Deploy your function to the cluster

  1. Make sure you are logged in to your dockerhub account
  2. Set the fn context to the right value
  3. Deploy the function to the cluster

The fn context

When you use fn deploy, it uses a context to determine where to deploy to, and what registry to use. The URL for the fnserver you deployed to the kubernetes cluster  can be found by issuing the following command

  • $(kubectl get svc --namespace default my-release-fn-api -o jsonpath='{.status.loadBalancer.ingress[0].ip}'):80
However, you can also look it up using a kubectl proxy: 
  • kubectl proxy 
  • Navigate to a browser: https://localhost:8001/api/v1/namespaces/kube-system/services/https:kubernetes-dashboard:/proxy/#
  • Select "Services" in the navigation menu at the left


  • Click on the External Endpoint of the my-release-fn-api 
  • You should see the following:
Now we can create the context by running the following commands:
  • fn list contexts
  • fn create context ociLonneke --api-url [your url] --provider default --registry [your_dockerhub_username]
  • fn list contexts

Deploy the function to the cluster

Finally! We are ready to deploy our first function to our cluster. In this case I use the Java tutorial example. 
  • fn init --runtime java --trigger http javafn
  • fn build
  • fn deploy --app java-app
This will result in the following output (or something similar)

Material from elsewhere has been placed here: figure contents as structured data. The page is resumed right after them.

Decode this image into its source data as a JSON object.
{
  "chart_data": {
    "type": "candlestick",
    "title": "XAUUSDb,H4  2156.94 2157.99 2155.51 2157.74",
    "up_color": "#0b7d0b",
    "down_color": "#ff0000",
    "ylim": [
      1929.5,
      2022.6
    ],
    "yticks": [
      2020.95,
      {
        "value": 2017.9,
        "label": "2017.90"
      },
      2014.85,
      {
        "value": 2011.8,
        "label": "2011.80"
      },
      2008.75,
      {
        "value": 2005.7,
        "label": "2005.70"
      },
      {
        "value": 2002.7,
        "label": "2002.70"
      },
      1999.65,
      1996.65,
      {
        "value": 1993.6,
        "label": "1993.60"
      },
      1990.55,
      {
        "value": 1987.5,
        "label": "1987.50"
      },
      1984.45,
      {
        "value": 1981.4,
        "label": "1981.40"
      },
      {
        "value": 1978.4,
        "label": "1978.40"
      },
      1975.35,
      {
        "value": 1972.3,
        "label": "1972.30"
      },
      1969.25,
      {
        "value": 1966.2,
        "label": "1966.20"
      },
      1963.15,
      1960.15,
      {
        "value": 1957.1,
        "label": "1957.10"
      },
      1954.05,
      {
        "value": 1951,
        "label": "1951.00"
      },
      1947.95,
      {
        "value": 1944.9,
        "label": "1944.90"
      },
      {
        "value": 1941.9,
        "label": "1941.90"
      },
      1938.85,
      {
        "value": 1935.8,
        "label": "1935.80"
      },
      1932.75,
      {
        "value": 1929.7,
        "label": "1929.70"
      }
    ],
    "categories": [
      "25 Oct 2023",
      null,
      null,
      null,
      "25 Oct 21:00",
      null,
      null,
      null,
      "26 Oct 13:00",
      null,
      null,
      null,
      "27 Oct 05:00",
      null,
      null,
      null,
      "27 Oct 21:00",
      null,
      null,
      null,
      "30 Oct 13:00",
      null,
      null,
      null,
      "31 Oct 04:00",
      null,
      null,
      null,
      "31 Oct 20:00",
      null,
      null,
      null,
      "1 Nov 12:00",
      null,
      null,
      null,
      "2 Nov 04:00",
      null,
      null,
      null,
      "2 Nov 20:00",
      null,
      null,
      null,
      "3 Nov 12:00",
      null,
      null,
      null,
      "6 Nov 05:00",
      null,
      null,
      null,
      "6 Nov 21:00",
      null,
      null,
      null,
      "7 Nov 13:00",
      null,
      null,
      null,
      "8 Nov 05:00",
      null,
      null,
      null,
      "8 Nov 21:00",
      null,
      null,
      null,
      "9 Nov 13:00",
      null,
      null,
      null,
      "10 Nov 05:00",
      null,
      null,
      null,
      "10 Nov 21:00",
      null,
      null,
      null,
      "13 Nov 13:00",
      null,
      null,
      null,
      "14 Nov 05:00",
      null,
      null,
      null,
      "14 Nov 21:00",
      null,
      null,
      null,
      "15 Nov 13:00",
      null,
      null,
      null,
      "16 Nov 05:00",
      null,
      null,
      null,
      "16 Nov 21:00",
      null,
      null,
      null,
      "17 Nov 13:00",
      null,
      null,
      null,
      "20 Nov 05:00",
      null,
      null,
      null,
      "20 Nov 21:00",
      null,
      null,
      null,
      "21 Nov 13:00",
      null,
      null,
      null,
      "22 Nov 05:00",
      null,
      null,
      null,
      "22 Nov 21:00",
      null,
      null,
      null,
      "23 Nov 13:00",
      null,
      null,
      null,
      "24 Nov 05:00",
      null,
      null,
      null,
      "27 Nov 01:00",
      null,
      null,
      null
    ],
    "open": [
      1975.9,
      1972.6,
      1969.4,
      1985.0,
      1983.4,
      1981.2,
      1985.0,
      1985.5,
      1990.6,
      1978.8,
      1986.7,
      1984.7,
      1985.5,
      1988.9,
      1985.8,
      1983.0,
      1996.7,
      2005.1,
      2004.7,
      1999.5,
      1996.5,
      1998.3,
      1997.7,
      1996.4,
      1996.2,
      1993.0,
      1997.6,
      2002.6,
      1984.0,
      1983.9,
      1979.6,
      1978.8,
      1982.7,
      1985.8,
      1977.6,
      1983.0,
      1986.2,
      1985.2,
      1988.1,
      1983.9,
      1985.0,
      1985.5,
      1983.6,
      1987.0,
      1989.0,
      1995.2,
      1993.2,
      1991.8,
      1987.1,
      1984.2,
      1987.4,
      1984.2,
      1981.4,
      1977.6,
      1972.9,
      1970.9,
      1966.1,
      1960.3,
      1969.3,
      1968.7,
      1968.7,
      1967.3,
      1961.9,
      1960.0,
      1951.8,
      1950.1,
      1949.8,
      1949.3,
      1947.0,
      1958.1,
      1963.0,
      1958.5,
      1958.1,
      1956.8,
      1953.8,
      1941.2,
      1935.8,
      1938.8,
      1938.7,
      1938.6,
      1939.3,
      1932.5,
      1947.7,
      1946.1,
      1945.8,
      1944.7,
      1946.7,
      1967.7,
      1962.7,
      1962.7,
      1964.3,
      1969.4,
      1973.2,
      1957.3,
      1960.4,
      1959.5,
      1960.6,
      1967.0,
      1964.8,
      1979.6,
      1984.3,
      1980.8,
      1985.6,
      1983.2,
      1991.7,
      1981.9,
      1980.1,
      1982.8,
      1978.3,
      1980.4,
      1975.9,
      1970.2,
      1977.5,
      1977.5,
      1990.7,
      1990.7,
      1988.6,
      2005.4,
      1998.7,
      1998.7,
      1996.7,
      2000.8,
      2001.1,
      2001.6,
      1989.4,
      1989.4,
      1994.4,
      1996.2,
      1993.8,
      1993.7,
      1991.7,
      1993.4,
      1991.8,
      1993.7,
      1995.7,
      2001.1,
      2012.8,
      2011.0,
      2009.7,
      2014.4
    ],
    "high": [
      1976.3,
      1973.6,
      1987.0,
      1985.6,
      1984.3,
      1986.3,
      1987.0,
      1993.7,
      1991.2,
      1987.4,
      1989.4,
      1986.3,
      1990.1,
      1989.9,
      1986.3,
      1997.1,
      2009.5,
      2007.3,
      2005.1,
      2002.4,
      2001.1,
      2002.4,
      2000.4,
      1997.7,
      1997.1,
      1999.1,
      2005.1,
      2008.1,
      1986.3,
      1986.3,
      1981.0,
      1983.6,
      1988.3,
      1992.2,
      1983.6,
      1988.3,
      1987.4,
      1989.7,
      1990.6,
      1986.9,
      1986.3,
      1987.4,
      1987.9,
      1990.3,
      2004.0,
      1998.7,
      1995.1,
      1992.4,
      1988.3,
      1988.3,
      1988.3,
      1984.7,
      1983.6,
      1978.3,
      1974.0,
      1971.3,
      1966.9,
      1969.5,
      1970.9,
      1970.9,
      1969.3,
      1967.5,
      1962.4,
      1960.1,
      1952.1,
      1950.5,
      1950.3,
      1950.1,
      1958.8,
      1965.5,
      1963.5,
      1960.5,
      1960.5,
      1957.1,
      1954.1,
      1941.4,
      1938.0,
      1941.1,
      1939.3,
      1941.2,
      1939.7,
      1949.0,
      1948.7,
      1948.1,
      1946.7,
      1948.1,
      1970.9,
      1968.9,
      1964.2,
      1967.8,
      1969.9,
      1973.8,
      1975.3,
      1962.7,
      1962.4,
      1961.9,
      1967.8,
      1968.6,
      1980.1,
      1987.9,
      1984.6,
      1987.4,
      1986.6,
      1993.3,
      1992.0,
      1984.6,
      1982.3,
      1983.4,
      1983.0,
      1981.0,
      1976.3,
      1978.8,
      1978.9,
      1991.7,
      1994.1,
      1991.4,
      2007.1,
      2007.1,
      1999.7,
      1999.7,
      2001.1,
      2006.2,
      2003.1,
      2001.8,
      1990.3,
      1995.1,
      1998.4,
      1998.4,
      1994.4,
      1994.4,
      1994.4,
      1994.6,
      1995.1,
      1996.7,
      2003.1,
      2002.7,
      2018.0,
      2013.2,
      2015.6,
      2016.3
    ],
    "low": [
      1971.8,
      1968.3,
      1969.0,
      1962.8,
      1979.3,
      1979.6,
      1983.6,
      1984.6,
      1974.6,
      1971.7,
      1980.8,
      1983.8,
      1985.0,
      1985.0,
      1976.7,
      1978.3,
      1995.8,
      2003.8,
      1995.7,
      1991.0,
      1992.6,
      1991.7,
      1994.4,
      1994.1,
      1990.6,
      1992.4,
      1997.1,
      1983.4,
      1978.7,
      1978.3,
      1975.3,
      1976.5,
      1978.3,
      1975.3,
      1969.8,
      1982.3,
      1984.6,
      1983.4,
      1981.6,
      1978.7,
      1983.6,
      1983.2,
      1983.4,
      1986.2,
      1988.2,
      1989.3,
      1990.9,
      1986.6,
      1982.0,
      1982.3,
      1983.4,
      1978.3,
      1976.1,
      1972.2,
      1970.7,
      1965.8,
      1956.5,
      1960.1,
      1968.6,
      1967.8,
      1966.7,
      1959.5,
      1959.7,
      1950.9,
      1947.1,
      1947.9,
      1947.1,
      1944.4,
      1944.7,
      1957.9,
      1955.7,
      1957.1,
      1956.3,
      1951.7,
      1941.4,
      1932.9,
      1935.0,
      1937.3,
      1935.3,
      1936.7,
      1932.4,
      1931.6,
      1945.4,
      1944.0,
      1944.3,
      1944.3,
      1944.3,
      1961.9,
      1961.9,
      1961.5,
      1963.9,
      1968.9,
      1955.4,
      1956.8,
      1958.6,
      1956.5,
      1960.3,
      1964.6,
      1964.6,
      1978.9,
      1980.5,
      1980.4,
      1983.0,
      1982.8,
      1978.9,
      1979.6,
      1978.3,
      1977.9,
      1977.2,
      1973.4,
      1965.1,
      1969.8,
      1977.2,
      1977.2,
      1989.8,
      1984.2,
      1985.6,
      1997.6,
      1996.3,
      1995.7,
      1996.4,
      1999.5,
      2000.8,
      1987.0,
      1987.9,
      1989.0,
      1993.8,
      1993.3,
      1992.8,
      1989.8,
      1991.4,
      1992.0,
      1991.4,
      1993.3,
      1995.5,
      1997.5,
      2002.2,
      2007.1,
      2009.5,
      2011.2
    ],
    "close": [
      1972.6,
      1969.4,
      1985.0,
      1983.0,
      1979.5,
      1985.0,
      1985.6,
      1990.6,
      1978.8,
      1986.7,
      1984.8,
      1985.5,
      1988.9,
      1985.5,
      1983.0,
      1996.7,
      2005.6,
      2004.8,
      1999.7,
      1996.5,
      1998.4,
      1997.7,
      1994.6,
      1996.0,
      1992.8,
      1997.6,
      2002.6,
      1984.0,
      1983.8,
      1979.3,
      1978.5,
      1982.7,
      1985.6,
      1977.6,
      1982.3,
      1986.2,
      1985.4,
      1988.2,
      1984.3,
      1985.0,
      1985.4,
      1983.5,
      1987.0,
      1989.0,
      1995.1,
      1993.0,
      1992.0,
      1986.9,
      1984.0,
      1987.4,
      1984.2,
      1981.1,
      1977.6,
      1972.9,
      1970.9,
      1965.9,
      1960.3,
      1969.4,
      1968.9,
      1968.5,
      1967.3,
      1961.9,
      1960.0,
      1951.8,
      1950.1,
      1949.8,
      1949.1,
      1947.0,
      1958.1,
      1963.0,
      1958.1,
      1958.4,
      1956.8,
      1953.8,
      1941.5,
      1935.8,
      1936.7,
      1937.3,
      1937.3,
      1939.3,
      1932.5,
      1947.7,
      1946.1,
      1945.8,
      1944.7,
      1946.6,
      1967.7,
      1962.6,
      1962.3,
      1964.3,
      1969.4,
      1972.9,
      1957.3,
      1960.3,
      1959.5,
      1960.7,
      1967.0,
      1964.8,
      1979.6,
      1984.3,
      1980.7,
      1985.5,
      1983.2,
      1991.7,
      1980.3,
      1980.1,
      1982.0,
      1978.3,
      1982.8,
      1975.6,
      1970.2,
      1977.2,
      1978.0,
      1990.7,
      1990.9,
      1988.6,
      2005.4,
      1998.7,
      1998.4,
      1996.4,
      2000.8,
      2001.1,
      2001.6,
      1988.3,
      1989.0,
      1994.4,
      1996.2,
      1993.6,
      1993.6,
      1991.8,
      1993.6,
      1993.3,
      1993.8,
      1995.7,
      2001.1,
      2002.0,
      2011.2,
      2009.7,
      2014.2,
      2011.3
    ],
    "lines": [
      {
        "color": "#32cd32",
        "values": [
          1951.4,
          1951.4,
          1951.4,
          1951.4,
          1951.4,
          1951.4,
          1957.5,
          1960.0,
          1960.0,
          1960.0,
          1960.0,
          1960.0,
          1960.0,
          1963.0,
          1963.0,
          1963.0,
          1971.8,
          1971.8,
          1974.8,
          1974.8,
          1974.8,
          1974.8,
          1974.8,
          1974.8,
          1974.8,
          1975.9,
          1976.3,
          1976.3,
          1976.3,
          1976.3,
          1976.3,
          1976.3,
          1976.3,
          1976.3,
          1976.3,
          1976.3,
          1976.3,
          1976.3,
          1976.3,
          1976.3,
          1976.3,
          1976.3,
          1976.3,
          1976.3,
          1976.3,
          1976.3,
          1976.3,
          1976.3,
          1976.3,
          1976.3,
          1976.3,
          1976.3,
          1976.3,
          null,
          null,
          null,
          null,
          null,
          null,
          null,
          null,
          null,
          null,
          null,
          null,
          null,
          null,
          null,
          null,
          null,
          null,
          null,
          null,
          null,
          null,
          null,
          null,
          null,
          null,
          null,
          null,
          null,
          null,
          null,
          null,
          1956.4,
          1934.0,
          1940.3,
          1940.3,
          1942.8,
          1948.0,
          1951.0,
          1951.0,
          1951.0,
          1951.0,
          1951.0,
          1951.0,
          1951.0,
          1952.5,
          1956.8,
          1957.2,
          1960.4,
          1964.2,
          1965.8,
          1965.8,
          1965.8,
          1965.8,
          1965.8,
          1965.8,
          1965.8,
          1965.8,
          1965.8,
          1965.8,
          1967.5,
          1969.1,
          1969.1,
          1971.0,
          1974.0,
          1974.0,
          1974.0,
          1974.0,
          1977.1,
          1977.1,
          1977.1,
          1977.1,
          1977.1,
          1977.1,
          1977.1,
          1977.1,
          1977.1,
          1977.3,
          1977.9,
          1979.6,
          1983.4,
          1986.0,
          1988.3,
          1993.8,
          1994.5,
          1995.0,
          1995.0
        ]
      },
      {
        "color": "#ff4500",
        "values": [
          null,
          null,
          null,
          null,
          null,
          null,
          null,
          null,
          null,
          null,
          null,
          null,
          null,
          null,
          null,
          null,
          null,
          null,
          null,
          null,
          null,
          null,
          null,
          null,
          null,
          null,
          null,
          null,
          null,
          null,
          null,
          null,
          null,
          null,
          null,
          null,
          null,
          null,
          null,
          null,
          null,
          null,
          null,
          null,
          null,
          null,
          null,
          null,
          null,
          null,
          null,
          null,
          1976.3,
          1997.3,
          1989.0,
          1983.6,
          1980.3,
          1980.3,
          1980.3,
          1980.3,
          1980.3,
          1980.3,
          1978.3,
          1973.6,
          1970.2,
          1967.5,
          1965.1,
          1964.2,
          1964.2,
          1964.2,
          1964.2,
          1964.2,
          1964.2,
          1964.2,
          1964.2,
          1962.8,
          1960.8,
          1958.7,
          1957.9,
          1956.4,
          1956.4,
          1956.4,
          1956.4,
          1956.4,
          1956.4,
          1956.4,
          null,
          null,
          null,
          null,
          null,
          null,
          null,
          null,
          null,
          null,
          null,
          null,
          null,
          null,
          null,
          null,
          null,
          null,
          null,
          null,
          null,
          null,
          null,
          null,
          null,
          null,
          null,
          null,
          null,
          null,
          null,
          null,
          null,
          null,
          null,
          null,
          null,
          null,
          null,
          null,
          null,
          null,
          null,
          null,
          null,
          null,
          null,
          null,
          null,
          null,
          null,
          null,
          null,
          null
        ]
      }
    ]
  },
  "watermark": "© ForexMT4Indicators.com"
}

Successfully created app:  java-app
Successfully created function: javafn with lonneke/javafn:0.0.2
Successfully created trigger: javafn-trigger
Trigger Endpoint: http://xxx.xx.xx.xx:80/t/java-app/javafn-trigger

Test the function

Open a browser and type the url as stated by the trigger endpoint. You should see the following result:

Next steps

Now you have your kubernetes cluster up and running, you can move your functions from your local installation to the cluster and start using them in production!